Chinese New Year is celebrated with much splendour in Hong Kong. The city comes alive during this period, with many festive events lined up throughout the week.
Some attractions to look out for include a night parade, signature fireworks display, fragrant flower markets, temples and the ever-popular horse races. The mood of the metropolis is further elevated by locals who engage in merrymaking.
For travellers thinking of experiencing the Lunar New Year here, Hong Kong Tourism Board has come up with some suggestions on things to do and sights to see.
Catch one of the many flower markets in the city, where locals shop for seasonal flowers and plants that symbolise different well wishes.

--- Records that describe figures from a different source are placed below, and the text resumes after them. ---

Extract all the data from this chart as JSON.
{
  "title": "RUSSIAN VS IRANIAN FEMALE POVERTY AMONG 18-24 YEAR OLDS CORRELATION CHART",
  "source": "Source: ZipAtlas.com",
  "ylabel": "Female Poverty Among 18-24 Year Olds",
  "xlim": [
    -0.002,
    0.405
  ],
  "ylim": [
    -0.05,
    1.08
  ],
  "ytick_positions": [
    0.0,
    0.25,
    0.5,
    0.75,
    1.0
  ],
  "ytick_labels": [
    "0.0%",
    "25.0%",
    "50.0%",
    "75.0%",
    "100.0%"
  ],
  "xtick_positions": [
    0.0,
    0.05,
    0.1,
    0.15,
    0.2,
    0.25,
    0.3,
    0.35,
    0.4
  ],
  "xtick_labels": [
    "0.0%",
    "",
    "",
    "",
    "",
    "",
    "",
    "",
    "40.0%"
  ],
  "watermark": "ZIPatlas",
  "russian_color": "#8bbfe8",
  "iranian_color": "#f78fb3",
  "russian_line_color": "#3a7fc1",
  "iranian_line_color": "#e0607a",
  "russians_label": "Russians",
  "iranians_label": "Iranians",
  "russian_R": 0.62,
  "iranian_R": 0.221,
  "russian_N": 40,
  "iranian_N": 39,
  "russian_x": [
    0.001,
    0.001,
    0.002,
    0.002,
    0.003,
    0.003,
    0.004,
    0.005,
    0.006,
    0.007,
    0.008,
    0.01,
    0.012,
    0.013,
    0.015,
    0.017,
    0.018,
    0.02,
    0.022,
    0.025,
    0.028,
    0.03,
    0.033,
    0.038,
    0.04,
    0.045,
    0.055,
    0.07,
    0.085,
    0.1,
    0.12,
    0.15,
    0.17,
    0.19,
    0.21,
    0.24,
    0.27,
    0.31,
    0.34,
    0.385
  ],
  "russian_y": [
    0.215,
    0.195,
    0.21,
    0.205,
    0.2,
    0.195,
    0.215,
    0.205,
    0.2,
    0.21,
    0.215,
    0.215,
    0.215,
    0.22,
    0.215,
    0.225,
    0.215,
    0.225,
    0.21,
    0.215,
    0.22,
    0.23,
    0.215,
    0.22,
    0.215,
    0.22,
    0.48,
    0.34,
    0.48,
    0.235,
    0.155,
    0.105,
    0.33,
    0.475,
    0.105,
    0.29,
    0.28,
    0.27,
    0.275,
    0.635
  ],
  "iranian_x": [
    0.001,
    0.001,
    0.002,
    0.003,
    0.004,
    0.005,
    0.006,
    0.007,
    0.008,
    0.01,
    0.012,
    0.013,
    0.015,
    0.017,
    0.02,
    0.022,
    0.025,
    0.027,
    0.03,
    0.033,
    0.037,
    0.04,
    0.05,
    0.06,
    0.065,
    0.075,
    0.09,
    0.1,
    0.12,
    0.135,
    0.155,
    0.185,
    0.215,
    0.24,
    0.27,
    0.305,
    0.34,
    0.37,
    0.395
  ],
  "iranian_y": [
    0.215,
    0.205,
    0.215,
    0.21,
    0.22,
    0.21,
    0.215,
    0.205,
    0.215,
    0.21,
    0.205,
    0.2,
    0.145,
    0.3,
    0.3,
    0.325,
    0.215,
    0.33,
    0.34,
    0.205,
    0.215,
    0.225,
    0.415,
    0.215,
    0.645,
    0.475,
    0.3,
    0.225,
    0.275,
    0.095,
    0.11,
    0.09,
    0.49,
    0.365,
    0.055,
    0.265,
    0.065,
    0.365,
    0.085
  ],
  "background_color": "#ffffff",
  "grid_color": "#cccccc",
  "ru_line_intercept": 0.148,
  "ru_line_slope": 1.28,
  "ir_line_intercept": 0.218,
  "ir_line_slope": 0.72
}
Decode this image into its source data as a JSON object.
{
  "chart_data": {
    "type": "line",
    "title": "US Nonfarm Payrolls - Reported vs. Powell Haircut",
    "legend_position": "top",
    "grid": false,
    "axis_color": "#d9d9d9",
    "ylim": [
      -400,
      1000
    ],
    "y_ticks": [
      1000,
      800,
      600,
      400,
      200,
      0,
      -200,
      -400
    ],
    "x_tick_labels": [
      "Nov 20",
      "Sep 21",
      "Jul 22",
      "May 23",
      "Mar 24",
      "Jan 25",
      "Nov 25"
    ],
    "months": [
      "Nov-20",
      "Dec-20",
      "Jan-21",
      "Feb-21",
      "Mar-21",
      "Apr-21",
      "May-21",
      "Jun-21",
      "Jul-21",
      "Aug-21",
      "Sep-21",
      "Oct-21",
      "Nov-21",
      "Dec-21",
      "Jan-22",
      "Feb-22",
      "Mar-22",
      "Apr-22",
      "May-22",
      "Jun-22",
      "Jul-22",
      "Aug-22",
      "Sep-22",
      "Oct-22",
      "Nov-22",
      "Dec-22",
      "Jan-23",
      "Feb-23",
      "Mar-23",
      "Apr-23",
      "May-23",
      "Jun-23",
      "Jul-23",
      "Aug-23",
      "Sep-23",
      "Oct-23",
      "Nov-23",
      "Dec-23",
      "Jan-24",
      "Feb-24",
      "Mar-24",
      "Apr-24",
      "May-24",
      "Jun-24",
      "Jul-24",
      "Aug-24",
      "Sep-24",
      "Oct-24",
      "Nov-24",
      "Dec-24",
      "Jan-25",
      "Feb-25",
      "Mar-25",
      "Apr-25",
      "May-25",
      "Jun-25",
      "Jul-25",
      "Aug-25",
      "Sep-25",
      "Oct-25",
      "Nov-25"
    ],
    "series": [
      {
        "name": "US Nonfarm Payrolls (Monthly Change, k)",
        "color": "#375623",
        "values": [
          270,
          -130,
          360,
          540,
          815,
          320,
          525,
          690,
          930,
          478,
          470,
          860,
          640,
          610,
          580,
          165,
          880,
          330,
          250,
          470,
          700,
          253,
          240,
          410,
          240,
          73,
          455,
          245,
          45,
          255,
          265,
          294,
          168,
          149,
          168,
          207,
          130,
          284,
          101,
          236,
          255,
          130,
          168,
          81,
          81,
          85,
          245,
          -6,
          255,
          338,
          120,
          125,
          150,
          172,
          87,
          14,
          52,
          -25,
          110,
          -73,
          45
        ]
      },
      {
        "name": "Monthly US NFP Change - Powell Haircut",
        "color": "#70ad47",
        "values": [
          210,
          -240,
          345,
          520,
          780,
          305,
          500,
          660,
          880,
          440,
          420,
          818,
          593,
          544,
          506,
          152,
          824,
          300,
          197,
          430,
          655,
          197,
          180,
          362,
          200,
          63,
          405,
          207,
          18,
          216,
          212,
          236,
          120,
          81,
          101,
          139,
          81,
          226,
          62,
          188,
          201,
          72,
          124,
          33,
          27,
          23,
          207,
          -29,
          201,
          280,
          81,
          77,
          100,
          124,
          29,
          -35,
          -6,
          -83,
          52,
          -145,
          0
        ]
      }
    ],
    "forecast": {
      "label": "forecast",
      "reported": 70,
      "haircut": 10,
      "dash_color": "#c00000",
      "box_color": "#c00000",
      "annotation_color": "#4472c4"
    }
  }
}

Cherry blossoms are believed to improve romantic luck while water bamboos are said to bring wealth.
For a full-fledged experience, visit Victoria Park or Fa Hui Park, two of the biggest and most popular flower markets which are packed with people in the evening.
CNY Day One
Start the year with a spiritual walk. Many locals go hiking on this day as climbing uphill signifies progress in life. The perfect place to go for such a walk is Lantau Island, home to the world’s tallest sitting Buddha statue built outdoors. Stop at Ngong Ping Village to visit its beautiful gardens, before heading to Po Lin Monastery to sample some vegetarian dishes.
In the evening, head over to Tsim Sha Tsui to catch the Cathay Pacific International Chinese New Year Night Parade. Be entertained by dazzling floats including those by Hong Kong Disneyland and Ocean Park Hong Kong. There are also performances by dancers and acrobats from around the world.
CNY Day Two
Venture to the New Territories for some morning fresh air and try placard throwing at the Hong Kong Well-wishing Festival in Lam Tsuen, Tai Po. Buy a placard, which is tied to an orange, write your wishes on it, and throw it at the Wishing Tree. The higher the placard hangs, the greater the chance of wishes coming true.

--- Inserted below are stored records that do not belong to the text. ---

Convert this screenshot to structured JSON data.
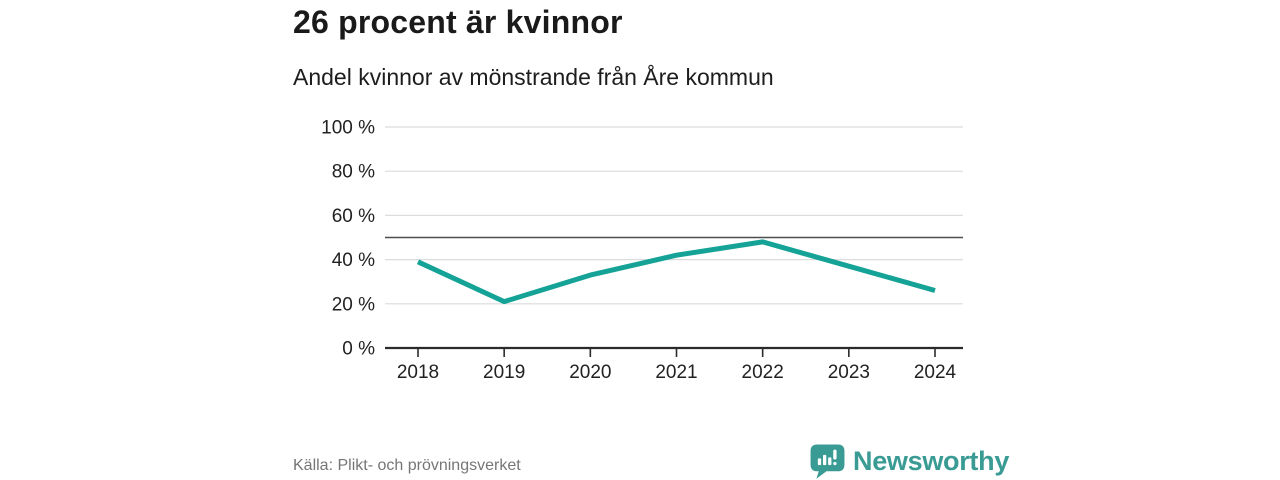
{
  "header": {
    "title": "26 procent är kvinnor",
    "subtitle": "Andel kvinnor av mönstrande från Åre kommun"
  },
  "chart_data": {
    "type": "line",
    "title": "26 procent är kvinnor",
    "subtitle": "Andel kvinnor av mönstrande från Åre kommun",
    "x": [
      2018,
      2019,
      2020,
      2021,
      2022,
      2023,
      2024
    ],
    "series": [
      {
        "name": "Andel kvinnor av mönstrande",
        "values": [
          39,
          21,
          33,
          42,
          48,
          37,
          26
        ]
      }
    ],
    "xlabel": "",
    "ylabel": "",
    "ylim": [
      0,
      100
    ],
    "yticks": [
      0,
      20,
      40,
      60,
      80,
      100
    ],
    "ytick_suffix": " %",
    "reference_line": 50,
    "grid": true,
    "legend": false,
    "line_color": "#14a396",
    "axis_color": "#2b2b2b",
    "gridline_color": "#dcdcdc",
    "reference_line_color": "#4d4d4d",
    "tick_label_color": "#222222"
  },
  "footer": {
    "source": "Källa: Plikt- och prövningsverket",
    "brand": "Newsworthy"
  },
  "icons": {
    "brand_logo": "newsworthy-speech-bubble-barchart-icon"
  },
  "colors": {
    "brand_teal": "#3a9b94",
    "title_text": "#1a1a1a",
    "source_text": "#767676",
    "background": "#ffffff"
  }
}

When the sun sets, head to Victoria Harbour for a fireworks display. The 30-minute spectacle is best viewed for free along the harbourfront in Tsim Sha Tsui, the Golden Bauhinia Square in Wan Chai, or International Finance Centre in Central.
CNY Day Three
Paying respect to the deities is a customary practice among locals, especially the older generation. For a glimpse of this tradition, visit Che Kung Temple in Tai Wai. Try “Kau Chim”, or fortune stick drawing, to see what fortune awaits in the Year of the Pig. Remember to spin the temple’s famous copper windmill clockwise for good luck.
From Che Kung Temple, take the MTR East Rail Line to Sha Tin Racecourse for the Chinese New Year Race Day. The special races, which are the first in the Year of the Pig, provide the perfect opportunity for visitors to experience horseracing, a hugely popular activity in Hong Kong.